Cellular/Molecular
Myrip Facilitates Secretory Vesicle Movement and Tethering
Sébastien Huet, Isabelle Fanget, Ouardane Jouannot, Patricia Meireles, Tim Zeiske, et al.
(see pages 2564–2577)
In neuroendocrine cells, soluble hormones are packaged into secretory granules (SGs) that are transported along microtubules toward release sites in the periphery. Before being exocytosed, SGs must leave the microtubule track, traverse the cortical actin network underlying the membrane, and become tethered to the membrane. Transport across the actin cortex relies on the motor protein myosin Va. Huet et al. investigated the role of Myrip in this process by tracking the movements of SGs in enterochromaffin cells. Normally, SGs were concentrated within the actin cortex and at the plasma membrane. Knocking down Myrip reduced association of myosin Va with SGs; increased the rate of SG movement into, out of, and within the actin cortex; decreased the proportion of immobile SGs; and caused SGs to redistribute away from the periphery. Thus, Myrip appears to help recruit myosin Va to SGs, limit SG diffusion, and facilitate tethering of SGs to the plasma membrane.

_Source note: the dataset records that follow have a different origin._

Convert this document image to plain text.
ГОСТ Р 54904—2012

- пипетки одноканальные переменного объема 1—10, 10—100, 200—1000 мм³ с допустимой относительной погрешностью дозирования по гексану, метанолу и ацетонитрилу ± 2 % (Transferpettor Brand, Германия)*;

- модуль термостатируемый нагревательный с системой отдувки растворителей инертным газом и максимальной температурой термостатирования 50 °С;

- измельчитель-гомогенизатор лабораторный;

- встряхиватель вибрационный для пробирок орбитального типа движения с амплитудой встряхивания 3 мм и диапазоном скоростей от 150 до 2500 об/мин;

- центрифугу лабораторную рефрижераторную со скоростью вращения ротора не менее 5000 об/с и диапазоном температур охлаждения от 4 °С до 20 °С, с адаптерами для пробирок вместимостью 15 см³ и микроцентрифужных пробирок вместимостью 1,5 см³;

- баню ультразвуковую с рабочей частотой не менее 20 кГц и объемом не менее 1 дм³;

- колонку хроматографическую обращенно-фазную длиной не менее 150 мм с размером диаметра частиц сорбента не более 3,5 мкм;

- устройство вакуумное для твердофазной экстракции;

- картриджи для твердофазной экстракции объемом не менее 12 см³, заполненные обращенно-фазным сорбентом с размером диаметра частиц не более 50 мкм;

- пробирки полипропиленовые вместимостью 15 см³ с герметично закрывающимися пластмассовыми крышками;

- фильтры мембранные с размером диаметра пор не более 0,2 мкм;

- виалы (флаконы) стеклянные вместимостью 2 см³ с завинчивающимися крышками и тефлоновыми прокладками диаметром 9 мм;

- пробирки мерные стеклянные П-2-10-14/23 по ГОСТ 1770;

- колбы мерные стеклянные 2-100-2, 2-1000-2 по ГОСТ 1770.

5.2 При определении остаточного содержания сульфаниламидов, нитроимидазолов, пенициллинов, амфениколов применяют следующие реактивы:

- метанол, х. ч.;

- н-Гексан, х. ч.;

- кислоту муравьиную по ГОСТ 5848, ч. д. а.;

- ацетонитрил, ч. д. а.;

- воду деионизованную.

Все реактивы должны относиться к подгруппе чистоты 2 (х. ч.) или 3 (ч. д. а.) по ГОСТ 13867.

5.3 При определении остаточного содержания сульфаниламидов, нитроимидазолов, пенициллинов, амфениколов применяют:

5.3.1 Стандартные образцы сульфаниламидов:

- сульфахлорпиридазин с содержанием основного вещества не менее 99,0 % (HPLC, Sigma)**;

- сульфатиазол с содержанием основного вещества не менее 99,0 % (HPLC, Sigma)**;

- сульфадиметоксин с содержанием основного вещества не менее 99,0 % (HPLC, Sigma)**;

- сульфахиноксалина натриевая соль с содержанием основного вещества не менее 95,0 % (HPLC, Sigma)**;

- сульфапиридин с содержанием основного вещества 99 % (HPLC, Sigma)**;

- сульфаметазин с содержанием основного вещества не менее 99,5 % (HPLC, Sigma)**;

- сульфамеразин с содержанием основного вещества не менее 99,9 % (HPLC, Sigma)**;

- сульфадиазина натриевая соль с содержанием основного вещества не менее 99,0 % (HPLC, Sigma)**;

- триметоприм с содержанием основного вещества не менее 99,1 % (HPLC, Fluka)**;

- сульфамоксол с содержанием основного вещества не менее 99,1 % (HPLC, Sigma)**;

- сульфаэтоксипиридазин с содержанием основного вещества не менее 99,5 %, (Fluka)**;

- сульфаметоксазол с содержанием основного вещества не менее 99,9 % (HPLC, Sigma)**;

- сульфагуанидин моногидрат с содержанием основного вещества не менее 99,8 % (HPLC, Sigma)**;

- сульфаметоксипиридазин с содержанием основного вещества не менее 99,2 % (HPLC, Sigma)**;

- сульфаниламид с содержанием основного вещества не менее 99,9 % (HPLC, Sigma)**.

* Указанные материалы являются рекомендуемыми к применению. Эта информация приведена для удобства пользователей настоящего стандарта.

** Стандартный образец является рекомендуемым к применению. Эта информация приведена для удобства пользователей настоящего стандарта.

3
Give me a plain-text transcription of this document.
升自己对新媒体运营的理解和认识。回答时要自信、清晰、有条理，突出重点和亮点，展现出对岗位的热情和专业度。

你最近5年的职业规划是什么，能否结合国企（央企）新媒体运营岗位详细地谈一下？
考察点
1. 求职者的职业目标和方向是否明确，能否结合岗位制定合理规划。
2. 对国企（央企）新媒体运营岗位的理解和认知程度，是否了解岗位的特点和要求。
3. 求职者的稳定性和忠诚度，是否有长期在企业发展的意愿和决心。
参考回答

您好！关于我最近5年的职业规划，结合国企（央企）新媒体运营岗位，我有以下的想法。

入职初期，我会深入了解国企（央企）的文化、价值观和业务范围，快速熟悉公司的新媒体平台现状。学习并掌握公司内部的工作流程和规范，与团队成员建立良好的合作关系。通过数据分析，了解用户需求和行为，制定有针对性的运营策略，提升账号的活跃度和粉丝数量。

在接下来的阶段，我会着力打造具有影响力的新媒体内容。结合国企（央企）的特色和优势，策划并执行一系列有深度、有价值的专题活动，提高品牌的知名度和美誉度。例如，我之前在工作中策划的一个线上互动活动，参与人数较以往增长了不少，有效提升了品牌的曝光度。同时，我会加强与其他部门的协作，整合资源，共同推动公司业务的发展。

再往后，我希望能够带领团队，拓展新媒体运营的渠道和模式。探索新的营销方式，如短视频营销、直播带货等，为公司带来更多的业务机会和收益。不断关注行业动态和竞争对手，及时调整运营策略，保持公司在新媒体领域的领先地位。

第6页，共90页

Development/Plasticity/Repair
Electroconvulsive Shock Increases Tamalin Expression
Sudhirkumar U. Yanpallewar, Colleen A. Barrick, Mary Ellen Palko, Gianluca Fulgenzi, and Lino Tessarollo
(see pages 2252–2262)
Electroconvulsive shock (ECS) therapy effectively treats major depression, but its potential for negative cognitive side effects reduces its value. Shared actions of ECS and pharmaceutical antidepressants—including increased expression of neurotrophic factors, neurogenesis in the dentate gyrus, and sprouting of granule cells—likely underlie their therapeutic value; unraveling the molecular links between ECS and these downstream effects might lead to the development of new therapeutic options with fewer side effects. Yanpallewar et al. advance this pursuit by showing that hippocampal expression of the scaffolding protein tamalin increases after ECS in mice. Knock-out of tamalin greatly attenuated ECS-induced neurogenesis in the dentate gyrus, as well as reducing ECS-induced stimulation of granule cell axonal and dendritic growth. Despite these effects, tamalin knock-out did not appear to affect development or plasticity under normal conditions. Thus, tamalin, which interacts with metabotropic glutamate receptors and other synaptic proteins, appears to have unique actions in the context of ECS.
Behavioral/Systems/Cognitive
Protein Synthesis Inhibitors Silence Neurons
Arjun V. Sharma, Frank E. Nargang, and Clayton T. Dickson
(see pages 2377–2387)
New memories must be consolidated before they become permanent: disrupting consolidation with additional learning, distracting stimuli, injury, or toxins impairs performance on recall tests. If protein synthesis inhibitors are infused into the hippocampus immediately before or after a learning session, performance is impaired, suggesting memory consolidation requires synthesis of new proteins. Furthermore, previously stored memories appear to transiently reenter a labile state that must undergo protein synthesis-dependent reconsolidation to persist. Although these hypotheses are widely accepted, they rely predominantly on studies in which protein synthesis inhibitors are infused during behavioral experiments. But Sharma et al. report that protein synthesis inhibitors silence both spontaneous and evoked neural activity in hippocampus of anesthetized mice. The effect appeared within 30 min, lasted up to 6 h, and was proportional to the inhibition of protein synthesis. These results suggest that ongoing protein synthesis is required to sustain neural activity, confounding memory studies that use such inhibitors.
Infusion of protein synthesis inhibitors (bottom) suppresses local field potentials in ipsilateral (red) but not contralateral (blue) hippocampus. See the article by Sharma et al. for details.
Neurobiology of Disease
Seizures Follow Depletion of GABA
Z. J. Zhang, J. Koifman, D. S. Shin, H. Ye, C. M. Florez, et al.
(see pages 2499–2512)
Seizures are characterized by sudden onset of synchronized neural activity. Although they are thought to result from an imbalance of excitation and inhibition, mechanisms driving the transition to seizure are unclear. To investigate this question, Zhang et al. studied seizure-like events (SLEs) in intact isolated mouse hippocampus. SLEs were preceded by preictal periods in which GABA-dependent rhythmic discharges occurred at low frequency, and were followed by interictal periods with fewer GABA-dependent discharges. The duration of interictal and preictal periods was reduced—and the frequency of SLEs was thus increased—by GABA receptor antagonists. Glutamatergic currents increased during the preictal period, whereas GABA currents decreased, disappearing at the onset of SLEs. Although sucrose-induced synaptic vesicle release did not induce IPSCs late in the preictal period, GABA agonists continued to produce outward currents. These results suggest that SLEs were triggered by depletion of GABAergic vesicles and maintained by a concurrent increase in excitatory drive.